There's also something undeniably neat about taking photos with a camera that requires not a single battery: the Zenit could probably survive a nuclear blast and still work (in fact, it'd serve as a handy hammer should you need to take part in civilisation-rebuilding). Truth be told, everything about taking photos on film again was enjoyable. So will I start lugging the Zenit, or perhaps a more practical film camera, around along with the D80? No chance. And here's why:

Dust. Gets. Fucking. Everywhere.
That's the shot of Hunter in Lightroom, and each circle is a dust spot correction that I had to add to remove the assortment of crap, crud, grime, hair and fluff that my film scanner picked up. And that's on a negative strip straight from the lab (there's one, conveniently, across from my office). Argh. And many of the other frames were far, far worse, to the point where I couldn't be bothered to clean them up. If it weren't for Lightroom's tools I probably would have just given up and chucked the film out.

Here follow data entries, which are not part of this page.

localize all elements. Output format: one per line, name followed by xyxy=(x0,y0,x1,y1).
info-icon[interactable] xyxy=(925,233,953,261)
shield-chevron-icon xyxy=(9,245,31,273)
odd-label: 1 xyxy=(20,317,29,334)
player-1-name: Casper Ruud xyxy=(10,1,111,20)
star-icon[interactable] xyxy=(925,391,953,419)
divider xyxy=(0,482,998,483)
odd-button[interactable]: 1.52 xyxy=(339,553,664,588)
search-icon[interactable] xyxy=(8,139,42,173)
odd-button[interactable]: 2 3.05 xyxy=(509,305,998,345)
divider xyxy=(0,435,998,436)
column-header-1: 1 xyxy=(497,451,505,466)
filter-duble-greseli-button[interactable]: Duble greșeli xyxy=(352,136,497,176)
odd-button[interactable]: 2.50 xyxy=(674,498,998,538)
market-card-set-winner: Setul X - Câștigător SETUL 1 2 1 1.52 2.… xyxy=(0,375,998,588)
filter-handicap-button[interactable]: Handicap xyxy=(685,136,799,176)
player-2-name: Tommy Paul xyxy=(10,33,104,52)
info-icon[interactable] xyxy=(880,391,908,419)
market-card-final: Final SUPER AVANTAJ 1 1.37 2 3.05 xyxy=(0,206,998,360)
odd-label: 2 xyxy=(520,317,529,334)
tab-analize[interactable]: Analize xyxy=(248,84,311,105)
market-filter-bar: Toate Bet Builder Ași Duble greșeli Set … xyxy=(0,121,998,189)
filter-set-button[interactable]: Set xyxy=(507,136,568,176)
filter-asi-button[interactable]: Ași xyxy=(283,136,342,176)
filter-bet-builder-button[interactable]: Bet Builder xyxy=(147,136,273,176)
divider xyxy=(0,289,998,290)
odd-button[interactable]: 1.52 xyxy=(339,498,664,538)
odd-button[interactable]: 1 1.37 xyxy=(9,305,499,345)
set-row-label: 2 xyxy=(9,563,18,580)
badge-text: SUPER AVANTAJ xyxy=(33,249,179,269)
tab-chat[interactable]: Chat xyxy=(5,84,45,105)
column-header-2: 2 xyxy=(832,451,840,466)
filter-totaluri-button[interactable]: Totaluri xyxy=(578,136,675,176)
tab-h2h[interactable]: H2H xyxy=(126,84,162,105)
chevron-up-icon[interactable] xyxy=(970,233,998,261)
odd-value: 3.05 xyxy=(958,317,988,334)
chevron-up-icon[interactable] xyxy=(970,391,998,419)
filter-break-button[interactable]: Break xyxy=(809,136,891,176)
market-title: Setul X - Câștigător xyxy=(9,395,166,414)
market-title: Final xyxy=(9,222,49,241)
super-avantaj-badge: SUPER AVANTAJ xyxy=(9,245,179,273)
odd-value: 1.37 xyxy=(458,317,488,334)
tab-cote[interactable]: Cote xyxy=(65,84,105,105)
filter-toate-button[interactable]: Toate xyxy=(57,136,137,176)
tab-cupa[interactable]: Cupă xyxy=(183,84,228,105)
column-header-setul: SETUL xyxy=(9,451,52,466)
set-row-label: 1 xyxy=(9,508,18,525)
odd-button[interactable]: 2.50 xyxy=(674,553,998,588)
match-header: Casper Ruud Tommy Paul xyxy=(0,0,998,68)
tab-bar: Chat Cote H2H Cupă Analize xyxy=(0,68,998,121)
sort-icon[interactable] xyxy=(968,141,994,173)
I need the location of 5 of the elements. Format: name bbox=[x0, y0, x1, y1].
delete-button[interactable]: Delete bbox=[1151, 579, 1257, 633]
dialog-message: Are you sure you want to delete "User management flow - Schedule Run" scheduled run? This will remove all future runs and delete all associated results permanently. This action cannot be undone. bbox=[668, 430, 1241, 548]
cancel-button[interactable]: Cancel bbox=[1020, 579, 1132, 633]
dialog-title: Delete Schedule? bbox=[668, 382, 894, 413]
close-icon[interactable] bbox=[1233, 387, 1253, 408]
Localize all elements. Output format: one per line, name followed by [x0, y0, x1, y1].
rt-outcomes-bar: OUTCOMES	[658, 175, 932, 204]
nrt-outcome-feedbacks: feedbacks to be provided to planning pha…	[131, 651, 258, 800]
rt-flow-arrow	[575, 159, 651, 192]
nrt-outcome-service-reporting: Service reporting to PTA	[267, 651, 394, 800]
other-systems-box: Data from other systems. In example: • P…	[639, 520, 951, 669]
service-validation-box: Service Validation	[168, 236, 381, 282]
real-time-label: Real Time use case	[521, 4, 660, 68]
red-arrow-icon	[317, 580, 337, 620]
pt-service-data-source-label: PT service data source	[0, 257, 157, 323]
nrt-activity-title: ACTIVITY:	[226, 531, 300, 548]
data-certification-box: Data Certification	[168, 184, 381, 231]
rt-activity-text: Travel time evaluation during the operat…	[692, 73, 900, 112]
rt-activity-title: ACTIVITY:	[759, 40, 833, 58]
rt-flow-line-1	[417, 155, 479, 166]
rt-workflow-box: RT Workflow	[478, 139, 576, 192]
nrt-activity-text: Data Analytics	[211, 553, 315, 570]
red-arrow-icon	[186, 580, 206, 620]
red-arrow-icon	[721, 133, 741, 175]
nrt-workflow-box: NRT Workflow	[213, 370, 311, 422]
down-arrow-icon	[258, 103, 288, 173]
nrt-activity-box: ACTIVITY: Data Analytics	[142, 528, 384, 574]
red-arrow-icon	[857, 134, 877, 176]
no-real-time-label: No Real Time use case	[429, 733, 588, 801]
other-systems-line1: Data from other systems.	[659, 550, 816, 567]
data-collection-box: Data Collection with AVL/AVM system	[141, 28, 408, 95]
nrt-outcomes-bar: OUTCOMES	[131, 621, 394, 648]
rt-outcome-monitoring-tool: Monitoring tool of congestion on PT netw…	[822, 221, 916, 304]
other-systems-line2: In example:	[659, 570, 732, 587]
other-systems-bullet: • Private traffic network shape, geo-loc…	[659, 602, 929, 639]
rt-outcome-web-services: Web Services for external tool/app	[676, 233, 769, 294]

So that's quite enough messing around with stips of chemically-treated plastic for now. I've packed the film scanner away again, and put the D80 back in the bag with a 4GB card (400 JPEGs - luxury. In my day, etc). But I won't be throwing the Zenit away - I'll come back to give it another try. Next summer, maybe.
An incomplete assortment of things I like:
Today I was lucky enough to achieve #4 on that list, as Nikon announced its new D5000 DSLR* in the Paramount private members' club on the top of Centre Point. It was a bit gloomy outside with lots of cloud, but the views were still great. A handful more are on Flickr; I'll dig through the rest at the weekend.
* In a nutshell: 720p video, D60-like body, swivelling LCD, no AF motor, 11-point AF, £720 or £800 for the kit. I'll reserve judgment until I give it a proper try.